If you find out you are pregnant and have not had any STI tests, it is important that you get yourself tested now. Though many infections often have no symptoms, they can still affect your pregnancy, potentially causing harm to your unborn child. Infections such as Chlamydia, Gonorrhoea, Hepatitis B, HIV, Syphilis, Herpes and HPV can all be passed from mother to child and some of these infections – along with Mycoplasma, Ureaplasma and Gardnerella – can lead to an early rupture of the membranes and pre-term birth. In the case of HIV, with the proper treatment you can minimise the chances of passing this potentially life-threatening illness on to your child, so get tested right away. Better2Know would suggest that you get a Full Screen or Platinum Screen to be sure you are being tested for all likely STIs. Also think about the HPV test, as this too can be passed on from mother to child and can lead to several types of cancers if left untreated.
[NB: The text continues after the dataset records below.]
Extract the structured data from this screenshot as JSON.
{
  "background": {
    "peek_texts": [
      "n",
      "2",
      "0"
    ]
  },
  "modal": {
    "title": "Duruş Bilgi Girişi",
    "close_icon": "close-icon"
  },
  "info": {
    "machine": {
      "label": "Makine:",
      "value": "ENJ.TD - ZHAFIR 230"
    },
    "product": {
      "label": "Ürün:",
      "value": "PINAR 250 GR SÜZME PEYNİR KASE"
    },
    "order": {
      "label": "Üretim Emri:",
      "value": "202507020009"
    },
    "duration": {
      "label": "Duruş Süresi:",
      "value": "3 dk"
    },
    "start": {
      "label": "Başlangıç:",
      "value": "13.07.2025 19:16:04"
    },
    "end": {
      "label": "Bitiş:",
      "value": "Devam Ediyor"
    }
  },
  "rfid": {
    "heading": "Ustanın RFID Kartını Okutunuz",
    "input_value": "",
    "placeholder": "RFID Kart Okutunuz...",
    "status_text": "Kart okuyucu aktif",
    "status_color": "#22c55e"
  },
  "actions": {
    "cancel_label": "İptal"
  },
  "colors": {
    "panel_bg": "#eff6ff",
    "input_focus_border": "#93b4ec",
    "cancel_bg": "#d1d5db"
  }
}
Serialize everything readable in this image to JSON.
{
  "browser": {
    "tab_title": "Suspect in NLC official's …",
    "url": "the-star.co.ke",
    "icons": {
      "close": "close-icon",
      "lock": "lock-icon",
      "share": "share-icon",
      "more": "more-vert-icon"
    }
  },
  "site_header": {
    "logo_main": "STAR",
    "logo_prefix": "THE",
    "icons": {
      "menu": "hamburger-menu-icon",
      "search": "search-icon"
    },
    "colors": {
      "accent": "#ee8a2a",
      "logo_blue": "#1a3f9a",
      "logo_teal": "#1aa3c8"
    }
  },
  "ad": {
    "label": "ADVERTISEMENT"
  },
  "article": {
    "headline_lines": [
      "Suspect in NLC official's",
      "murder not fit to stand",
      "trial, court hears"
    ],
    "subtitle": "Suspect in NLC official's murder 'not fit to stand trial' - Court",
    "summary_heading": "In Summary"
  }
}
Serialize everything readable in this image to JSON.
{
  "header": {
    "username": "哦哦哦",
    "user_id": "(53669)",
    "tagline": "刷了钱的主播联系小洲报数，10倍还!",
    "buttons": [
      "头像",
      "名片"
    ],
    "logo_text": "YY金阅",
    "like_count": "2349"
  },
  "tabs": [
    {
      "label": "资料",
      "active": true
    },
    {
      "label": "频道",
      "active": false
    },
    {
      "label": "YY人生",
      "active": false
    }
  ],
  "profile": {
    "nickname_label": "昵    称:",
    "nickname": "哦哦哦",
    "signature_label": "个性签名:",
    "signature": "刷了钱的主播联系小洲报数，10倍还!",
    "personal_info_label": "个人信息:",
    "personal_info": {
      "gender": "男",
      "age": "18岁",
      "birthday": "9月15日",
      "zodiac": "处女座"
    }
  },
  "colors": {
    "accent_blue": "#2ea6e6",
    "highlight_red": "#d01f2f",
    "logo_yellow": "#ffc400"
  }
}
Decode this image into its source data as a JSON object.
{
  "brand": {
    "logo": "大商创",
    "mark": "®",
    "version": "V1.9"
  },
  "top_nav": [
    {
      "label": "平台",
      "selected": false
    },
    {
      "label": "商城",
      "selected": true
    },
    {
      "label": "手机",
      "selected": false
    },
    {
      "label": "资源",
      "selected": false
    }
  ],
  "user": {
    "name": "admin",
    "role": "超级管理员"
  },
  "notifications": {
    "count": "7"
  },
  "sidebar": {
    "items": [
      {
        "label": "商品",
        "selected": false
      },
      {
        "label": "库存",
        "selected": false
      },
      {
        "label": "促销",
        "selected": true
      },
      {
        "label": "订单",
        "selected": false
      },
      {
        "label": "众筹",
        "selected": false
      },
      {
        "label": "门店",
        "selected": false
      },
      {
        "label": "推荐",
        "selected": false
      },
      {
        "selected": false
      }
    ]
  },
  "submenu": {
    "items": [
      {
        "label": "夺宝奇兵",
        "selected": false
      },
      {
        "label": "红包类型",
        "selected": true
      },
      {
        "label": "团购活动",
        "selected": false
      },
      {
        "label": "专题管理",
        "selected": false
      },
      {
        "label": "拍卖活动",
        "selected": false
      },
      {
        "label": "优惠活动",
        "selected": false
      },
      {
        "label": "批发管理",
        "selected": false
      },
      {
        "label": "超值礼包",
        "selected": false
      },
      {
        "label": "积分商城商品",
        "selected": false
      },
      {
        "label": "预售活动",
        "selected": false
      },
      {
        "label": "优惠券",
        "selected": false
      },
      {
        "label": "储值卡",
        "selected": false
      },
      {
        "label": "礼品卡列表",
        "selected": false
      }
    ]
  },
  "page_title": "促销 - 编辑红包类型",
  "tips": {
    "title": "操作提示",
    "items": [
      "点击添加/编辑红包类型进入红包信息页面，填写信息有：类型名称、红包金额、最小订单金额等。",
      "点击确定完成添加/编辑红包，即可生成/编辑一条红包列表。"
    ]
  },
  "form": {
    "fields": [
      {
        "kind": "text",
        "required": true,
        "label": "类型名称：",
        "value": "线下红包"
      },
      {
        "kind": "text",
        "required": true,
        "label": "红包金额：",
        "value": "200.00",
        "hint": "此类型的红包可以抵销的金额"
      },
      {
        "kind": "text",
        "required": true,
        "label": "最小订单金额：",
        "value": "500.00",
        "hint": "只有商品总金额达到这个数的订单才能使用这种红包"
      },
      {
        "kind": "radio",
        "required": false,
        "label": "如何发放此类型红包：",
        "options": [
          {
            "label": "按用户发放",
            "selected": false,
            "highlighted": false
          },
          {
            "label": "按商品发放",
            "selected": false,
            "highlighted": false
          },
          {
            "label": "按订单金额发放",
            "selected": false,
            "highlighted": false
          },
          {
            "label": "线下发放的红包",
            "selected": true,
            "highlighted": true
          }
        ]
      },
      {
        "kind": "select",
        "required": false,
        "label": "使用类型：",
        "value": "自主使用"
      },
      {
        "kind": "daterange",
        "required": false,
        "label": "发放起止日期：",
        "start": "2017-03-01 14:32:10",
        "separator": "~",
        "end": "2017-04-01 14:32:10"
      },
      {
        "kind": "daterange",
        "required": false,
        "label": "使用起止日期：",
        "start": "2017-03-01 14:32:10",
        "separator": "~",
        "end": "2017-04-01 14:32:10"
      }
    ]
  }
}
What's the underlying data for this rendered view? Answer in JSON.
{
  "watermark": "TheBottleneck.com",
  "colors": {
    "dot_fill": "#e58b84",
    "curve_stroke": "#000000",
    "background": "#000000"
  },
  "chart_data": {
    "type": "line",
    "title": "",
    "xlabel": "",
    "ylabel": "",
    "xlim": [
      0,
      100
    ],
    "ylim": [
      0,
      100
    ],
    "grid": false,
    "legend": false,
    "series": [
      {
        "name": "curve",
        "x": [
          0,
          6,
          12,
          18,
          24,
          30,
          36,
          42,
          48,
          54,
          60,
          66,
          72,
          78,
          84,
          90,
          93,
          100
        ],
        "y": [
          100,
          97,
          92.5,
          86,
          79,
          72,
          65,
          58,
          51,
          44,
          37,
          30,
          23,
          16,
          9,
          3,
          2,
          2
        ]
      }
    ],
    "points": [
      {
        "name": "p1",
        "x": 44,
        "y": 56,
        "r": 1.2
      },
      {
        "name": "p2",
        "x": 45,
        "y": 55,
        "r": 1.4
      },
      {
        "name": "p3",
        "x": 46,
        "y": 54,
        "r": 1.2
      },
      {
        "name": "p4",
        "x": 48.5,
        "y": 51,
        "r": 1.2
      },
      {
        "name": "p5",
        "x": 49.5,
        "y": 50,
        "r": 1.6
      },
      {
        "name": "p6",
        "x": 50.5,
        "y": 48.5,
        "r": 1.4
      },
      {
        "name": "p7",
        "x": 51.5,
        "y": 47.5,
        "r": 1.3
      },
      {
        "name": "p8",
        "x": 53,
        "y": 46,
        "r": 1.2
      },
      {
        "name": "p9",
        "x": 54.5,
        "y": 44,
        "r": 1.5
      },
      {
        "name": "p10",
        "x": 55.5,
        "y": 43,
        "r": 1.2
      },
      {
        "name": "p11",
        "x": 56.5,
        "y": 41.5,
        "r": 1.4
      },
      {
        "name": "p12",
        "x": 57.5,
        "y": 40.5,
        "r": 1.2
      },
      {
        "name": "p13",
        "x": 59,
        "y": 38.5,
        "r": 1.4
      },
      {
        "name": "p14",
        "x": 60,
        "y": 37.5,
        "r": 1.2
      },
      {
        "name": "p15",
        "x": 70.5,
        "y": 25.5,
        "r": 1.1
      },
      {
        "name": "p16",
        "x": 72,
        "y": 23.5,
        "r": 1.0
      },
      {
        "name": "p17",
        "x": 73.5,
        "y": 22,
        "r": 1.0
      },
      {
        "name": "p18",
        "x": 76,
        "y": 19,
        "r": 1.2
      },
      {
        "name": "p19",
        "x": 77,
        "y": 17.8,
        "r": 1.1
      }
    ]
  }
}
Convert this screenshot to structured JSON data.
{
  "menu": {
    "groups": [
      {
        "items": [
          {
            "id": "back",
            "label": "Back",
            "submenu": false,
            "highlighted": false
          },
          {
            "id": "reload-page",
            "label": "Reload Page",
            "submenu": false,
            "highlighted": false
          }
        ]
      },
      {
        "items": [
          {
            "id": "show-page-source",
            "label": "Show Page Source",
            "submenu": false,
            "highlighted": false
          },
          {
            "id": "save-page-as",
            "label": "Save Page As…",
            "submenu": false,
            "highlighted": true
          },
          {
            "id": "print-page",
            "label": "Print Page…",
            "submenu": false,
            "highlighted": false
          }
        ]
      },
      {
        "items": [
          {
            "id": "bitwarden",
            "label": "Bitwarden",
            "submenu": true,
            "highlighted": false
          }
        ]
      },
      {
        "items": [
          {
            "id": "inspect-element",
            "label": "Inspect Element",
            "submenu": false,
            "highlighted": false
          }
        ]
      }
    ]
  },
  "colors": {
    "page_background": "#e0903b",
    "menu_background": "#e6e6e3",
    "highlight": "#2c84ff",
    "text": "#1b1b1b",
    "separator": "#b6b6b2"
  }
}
I want to have a baby / I have been asked to donate sperm

Before you consider having a baby, it is important to be certain that you are not carrying any sexually transmitted infections. Infections can be passed on to your baby before he or she is born, and can also make it more difficult for you to get pregnant. If you are considering donating sperm, you should also get tested to ensure you do not pass any infection on to the mother. /p>

Both men and women should have a Full STD Screen – and be tested for HPV and Herpes – before planning any pregnancy. These tests will detect the most common STIs, and after appropriate treatment you can start trying to have a baby. Testing for HIV is particularly important. Left untreated, an HIV infection can lead to serious health complications and even death. It is also important to test for HIV before getting pregnant as, with the right treatment, the chances of transmitting the infection to your baby can be minimised.